So that is all it took. Something as simple as Break and bake Oatmeal Raisin cookies were all it took tonight to send me into tears. I had been fighting off the bah-humbugs and the grinchie-ness of the holidays the last week or so. I started feeling a little bit better. Tonight I plugged in the USB Christmas tree. We can’t have a real tree and live in a tiny studio apartment, plus we are geeky nerds who play way too many video game not to have something powered and glowing hanging out there.
A few days ago I bought a pack of Oatmeal cookies and tossed them in the fridge. Just incase I needed something to bring to work or whatever. Not likely to happen, or if Robb wanted some warm cookies, or heaven forbid I did. Its okay! I count calories, as long as I am within my range 1200-1500 a day I am golden! So tonight after we exchanged our Christmas presents (yes its early but we are both on call for the next 2 days) I decided I wanted to bake those cookies off.
Standing in the kitchen over the cookie sheet looking I welled up with tears. This is the first Christmas without grandpop. I had kind of been blocking it out. I thought about him at Thanksgiving when I made his famous bacon stuffing. Oatmeal cookies were always his favorite. I used to sneak a few into a baggie and take them to him after the holidays when we would do the family party.

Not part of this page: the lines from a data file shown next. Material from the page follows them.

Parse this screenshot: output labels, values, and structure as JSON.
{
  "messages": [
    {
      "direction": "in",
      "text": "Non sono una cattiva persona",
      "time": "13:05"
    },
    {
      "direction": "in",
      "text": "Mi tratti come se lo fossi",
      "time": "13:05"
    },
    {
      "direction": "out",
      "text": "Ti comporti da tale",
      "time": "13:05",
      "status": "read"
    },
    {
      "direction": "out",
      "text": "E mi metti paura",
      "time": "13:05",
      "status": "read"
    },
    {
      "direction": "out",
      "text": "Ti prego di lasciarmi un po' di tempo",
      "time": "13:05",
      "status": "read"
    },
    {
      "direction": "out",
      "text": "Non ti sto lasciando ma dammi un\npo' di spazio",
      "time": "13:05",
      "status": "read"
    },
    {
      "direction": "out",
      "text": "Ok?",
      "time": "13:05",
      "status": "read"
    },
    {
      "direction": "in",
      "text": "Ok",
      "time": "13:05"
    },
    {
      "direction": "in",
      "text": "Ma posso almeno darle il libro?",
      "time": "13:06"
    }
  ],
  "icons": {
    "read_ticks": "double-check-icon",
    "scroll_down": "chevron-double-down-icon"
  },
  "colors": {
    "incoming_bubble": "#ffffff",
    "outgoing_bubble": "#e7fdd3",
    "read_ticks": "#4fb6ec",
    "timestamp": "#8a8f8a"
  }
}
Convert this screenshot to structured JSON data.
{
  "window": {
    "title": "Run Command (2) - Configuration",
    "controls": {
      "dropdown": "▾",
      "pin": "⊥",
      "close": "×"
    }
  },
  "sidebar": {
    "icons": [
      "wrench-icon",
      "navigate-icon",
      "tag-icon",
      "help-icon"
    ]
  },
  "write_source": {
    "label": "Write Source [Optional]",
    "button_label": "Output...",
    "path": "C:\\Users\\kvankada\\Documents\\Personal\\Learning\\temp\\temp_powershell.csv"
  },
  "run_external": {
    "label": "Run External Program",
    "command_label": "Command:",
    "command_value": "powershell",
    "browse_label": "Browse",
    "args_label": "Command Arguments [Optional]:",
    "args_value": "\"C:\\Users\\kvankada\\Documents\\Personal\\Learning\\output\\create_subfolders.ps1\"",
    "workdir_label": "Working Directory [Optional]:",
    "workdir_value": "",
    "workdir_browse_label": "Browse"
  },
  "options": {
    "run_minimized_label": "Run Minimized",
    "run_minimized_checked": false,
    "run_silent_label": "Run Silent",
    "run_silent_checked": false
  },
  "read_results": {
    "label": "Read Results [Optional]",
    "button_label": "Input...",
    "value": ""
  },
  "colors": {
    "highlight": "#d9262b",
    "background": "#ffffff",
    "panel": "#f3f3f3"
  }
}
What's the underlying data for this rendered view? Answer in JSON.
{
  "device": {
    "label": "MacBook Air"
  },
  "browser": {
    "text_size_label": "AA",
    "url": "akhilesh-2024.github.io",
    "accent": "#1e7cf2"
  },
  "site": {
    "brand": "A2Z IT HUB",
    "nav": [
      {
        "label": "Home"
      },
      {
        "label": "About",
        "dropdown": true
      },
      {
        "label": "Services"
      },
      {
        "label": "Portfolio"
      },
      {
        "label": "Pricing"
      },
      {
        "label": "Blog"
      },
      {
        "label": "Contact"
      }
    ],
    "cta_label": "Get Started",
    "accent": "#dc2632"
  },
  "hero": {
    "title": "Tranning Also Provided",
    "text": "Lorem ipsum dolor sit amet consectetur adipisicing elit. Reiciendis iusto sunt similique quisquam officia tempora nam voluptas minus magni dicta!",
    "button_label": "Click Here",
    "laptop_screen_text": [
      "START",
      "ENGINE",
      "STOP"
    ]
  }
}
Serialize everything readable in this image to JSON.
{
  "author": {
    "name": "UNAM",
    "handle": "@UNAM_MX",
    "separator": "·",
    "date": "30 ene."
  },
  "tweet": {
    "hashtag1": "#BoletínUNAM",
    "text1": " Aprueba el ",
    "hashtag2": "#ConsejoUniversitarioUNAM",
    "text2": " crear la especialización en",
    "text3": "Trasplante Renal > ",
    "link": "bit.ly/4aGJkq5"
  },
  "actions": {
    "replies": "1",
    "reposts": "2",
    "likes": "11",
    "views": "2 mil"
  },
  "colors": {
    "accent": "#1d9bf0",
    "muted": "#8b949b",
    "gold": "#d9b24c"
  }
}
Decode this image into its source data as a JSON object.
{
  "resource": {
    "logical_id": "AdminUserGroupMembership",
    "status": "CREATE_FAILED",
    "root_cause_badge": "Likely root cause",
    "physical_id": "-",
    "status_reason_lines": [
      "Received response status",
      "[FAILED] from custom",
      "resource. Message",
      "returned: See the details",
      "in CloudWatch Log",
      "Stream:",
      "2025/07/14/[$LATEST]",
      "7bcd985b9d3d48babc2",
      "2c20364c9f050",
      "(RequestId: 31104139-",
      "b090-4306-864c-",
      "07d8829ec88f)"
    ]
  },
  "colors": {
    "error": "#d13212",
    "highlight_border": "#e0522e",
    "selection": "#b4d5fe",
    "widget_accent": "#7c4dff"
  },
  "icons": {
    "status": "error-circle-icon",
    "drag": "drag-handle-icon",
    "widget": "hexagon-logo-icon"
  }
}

I lost a lot of things this last year. Family members and friends through death and other things. I have lost weight and emotional baggage and sadly gained a bit too. There is a lot of reflecting that is going to happen in the next week I think. I know I need to sit down and focus on the good that came out of the last year. My new friends, my accomplishments, all the amazing things I learned. But just for today I am going to focus on the fact that tonight after dinner is done and the dishes are washed, I will honor my grandfather’s memory with an oatmeal cookie and some almond milk. Not because I am emotionally eating. That isn’t my thing. I will savor the bite that takes me back to a childhood that I wish I could remember.